Society Challenges for Veterans
See, I have been in all the above challenges in society. I have been discriminated against multiple times in employment due to my disabilities. I have had to explain over and over and over again what challenges I am facing in getting proper health care, even when I was referred to a local doctor from the Veterans Affair Regional Offices.
As a matter of fact, I am still dealing with getting the proper medical treatment that I keep getting denied. This is because I travel for long periods of time and I stay short periods of time in remote areas. And last but not least, I have not gotten a proper transitioning plan from the military. We attended classes for days. All the classes taught you planning, but no ways to implement those plans.
I was homeless when I left the military for 6 months. During that time I lived from my Jeep. If any of you are familiar with soft top Jeeps, you would understand how miserable camping in my Jeep in the Seattle winter was. I got denied shelter many times because the shelters were taking recovering drug addicts before considering Veterans.
When I inquired about the policy, they stated that the population of drug addicts was larger than that of Veterans. Let’s be clear: I have no problems giving my place for a person in need. But day after day being turned away, along with old people, just because there’s no place, while the shelters were full of addicts or recovering addicts, does take a huge toll on you.
I was able to pick my feet up and make things happen. I went back to school and earned my master’s degree, started a business since I was getting refused for jobs left and right. In 2014, and I applied for 500+ jobs and got no job. Most recently, from 2017 to 2018, I applied for over 700 jobs, and you guessed it, I have not heard back from any of them. Due to those circumstances, I decided to ditch society and purchase my RV in 2018. I have not looked back.
I have visited 9 states already. and I am able to explore these states, enjoy them and learn about the people who live in them. I am able to pursue the things I want and I am sure it will pay off in no time. My relationship with Kate got stronger. I am able to give reasons why I love or don’t like some states. And, I am able to share this journey with whomever I want.
When I was a little kid, I used to hear it all the time, “When you grow up you should make enough money to travel the world.” I was on that path, making money to travel the world. I realized traveling the world the conventional way is expensive. That’s when I opted out to unconventional ways of living to get to pursue my dreams. I started with the US and once I have the minimum living lifestyle honed down here, I will be transferring it to other countries and work on exploring them as well.

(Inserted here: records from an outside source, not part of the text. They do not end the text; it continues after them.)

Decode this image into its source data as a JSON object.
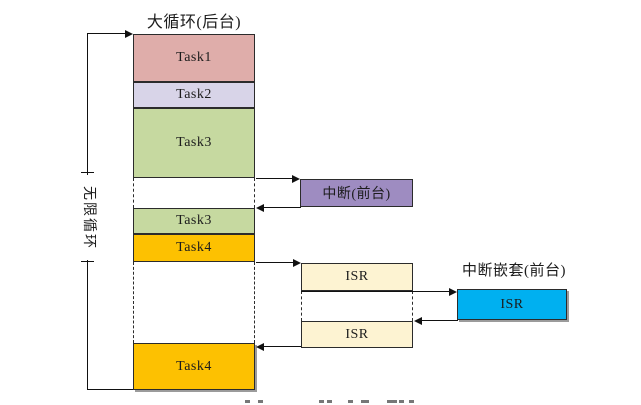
{
  "figure": {
    "background_column": {
      "title": "大循环(后台)",
      "tasks": [
        {
          "label": "Task1"
        },
        {
          "label": "Task2"
        },
        {
          "label": "Task3"
        },
        {
          "label": "Task3"
        },
        {
          "label": "Task4"
        },
        {
          "label": "Task4"
        }
      ]
    },
    "infinite_loop_label": "无限循环",
    "foreground": {
      "interrupt_label": "中断(前台)",
      "isr_label_1": "ISR",
      "isr_label_2": "ISR",
      "nested_title": "中断嵌套(前台)",
      "nested_isr_label": "ISR"
    },
    "colors": {
      "task1_fill": "#dfadaa",
      "task2_fill": "#d8d4e8",
      "task3_fill": "#c6d9a0",
      "task4_fill": "#fdc101",
      "interrupt_fill": "#9e8cc1",
      "isr_fill": "#fdf3d2",
      "nested_isr_fill": "#00b0f0"
    }
  }
}
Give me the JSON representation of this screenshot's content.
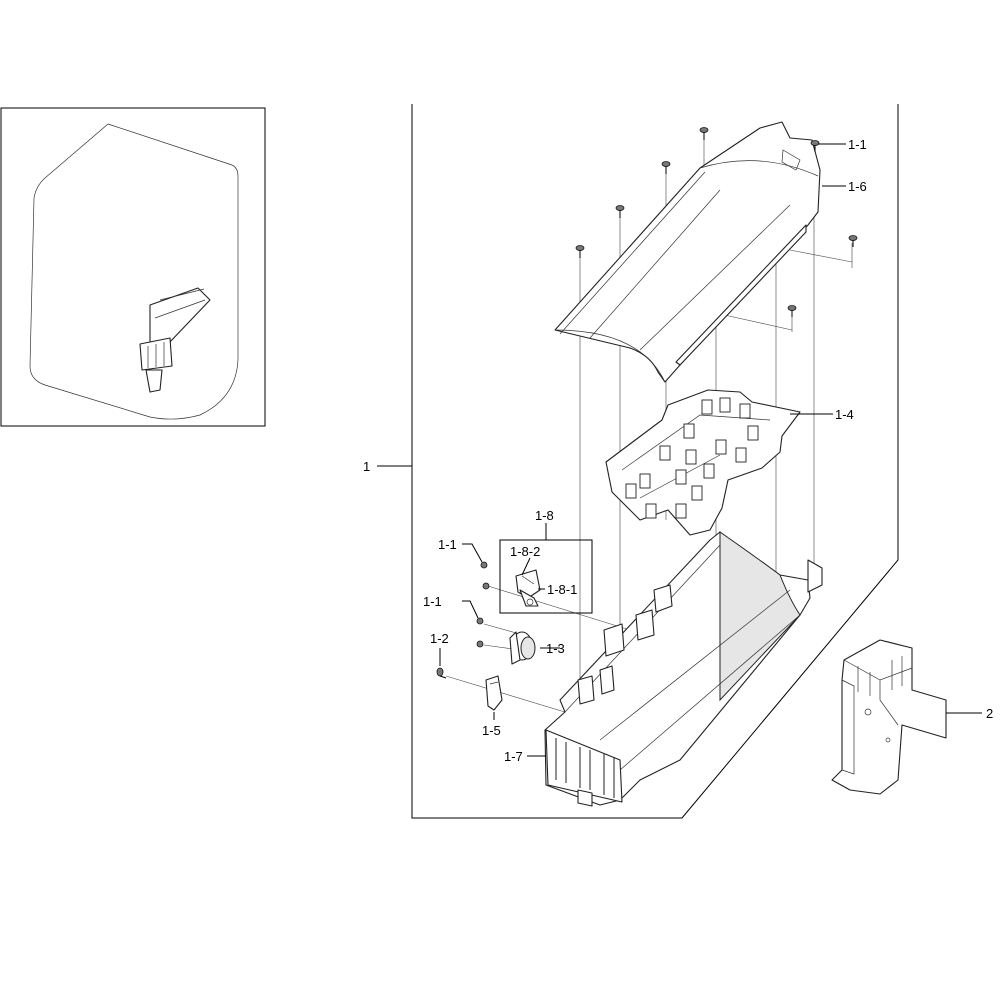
{
  "labels": {
    "main_assembly": "1",
    "screw_top": "1-1",
    "duct_cover": "1-6",
    "heater_plate": "1-4",
    "thermostat_group": "1-8",
    "screw_left_a": "1-1",
    "part_1_8_2": "1-8-2",
    "part_1_8_1": "1-8-1",
    "screw_left_b": "1-1",
    "thermostat": "1-3",
    "screw_1_2": "1-2",
    "part_1_5": "1-5",
    "housing_1_7": "1-7",
    "bracket_2": "2"
  }
}
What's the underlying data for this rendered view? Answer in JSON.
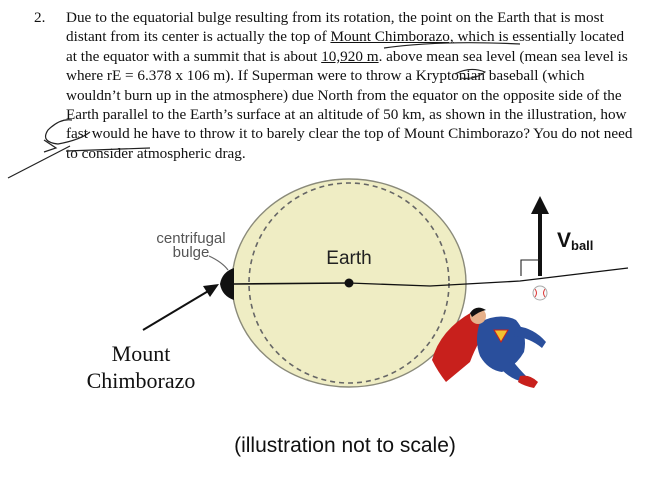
{
  "problem": {
    "number": "2.",
    "text_1": "Due to the equatorial bulge resulting from its rotation, the point on the Earth that is most distant from its center is actually the top of ",
    "mountain_name": "Mount Chimborazo,",
    "text_2": " which is essentially located at the equator with a summit that is about ",
    "altitude": "10,920 m",
    "text_3": ". above mean sea level (mean sea level is where rE = 6.378 x 106 m). If Superman were to throw a Kryptonian baseball (which wouldn’t burn up in the atmosphere) due North from the equator on the opposite side of the Earth parallel to the Earth’s surface at an altitude of 50 km, as shown in the illustration, how fast would he have to throw it to barely clear the top of Mount Chimborazo? You do not need to consider atmospheric drag."
  },
  "figure": {
    "label_bulge_1": "centrifugal",
    "label_bulge_2": "bulge",
    "label_earth": "Earth",
    "label_v": "V",
    "label_v_sub": "ball",
    "label_mount_1": "Mount",
    "label_mount_2": "Chimborazo",
    "caption": "(illustration not to scale)"
  },
  "colors": {
    "earth_fill": "#efedc4",
    "cape_red": "#c8201c",
    "suit_blue": "#2a4f9c"
  }
}
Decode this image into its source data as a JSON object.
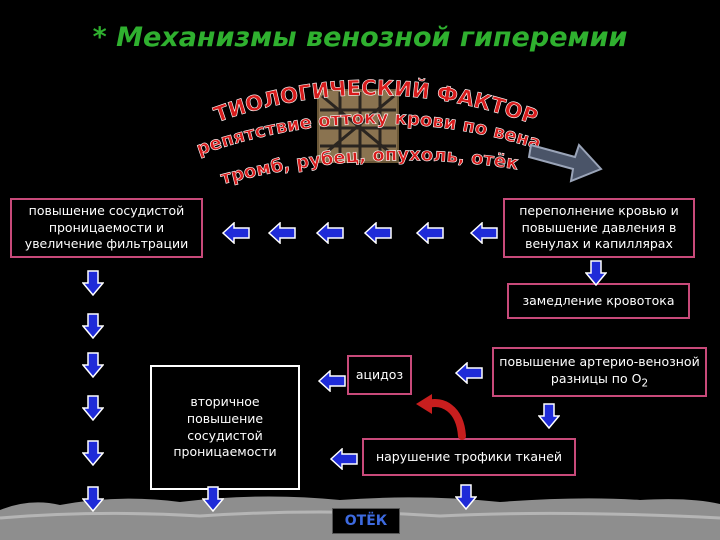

How did All that Help me as a Veteran?
That is a simple question to ask, at least to me it is. As a Military member, you are part of a community, a very tight-knit community. I was so close with my platoon that we can all guess what someone would say before they actually said it. We all cared about each other and we wanted nothing but the best to each other.
So, coming from that environment into the civilian world where people stab you in the back just to get ahead of you was a tough transition. You have to constantly watch your back and make sure you are striving to move forward at the same time. It was draining and you had no trust with anyone. Until I found the RV community. It a community where everyone is simply a genuine person. You can tell what they are made of but just spending a few minutes talking to them. They are always eager to help either with information or even lend you a much-needed hand in a project for your RV.
So looking at it from my perspective, Veterans have not lost their community engagement, I believe the engagement is still there but it might have shifted into non-mainstream communities. To me, I found my community by being an RVer.
Are you a Veteran? and if so what communities have you joined to fulfill that longing to the brotherhood/sisterhood?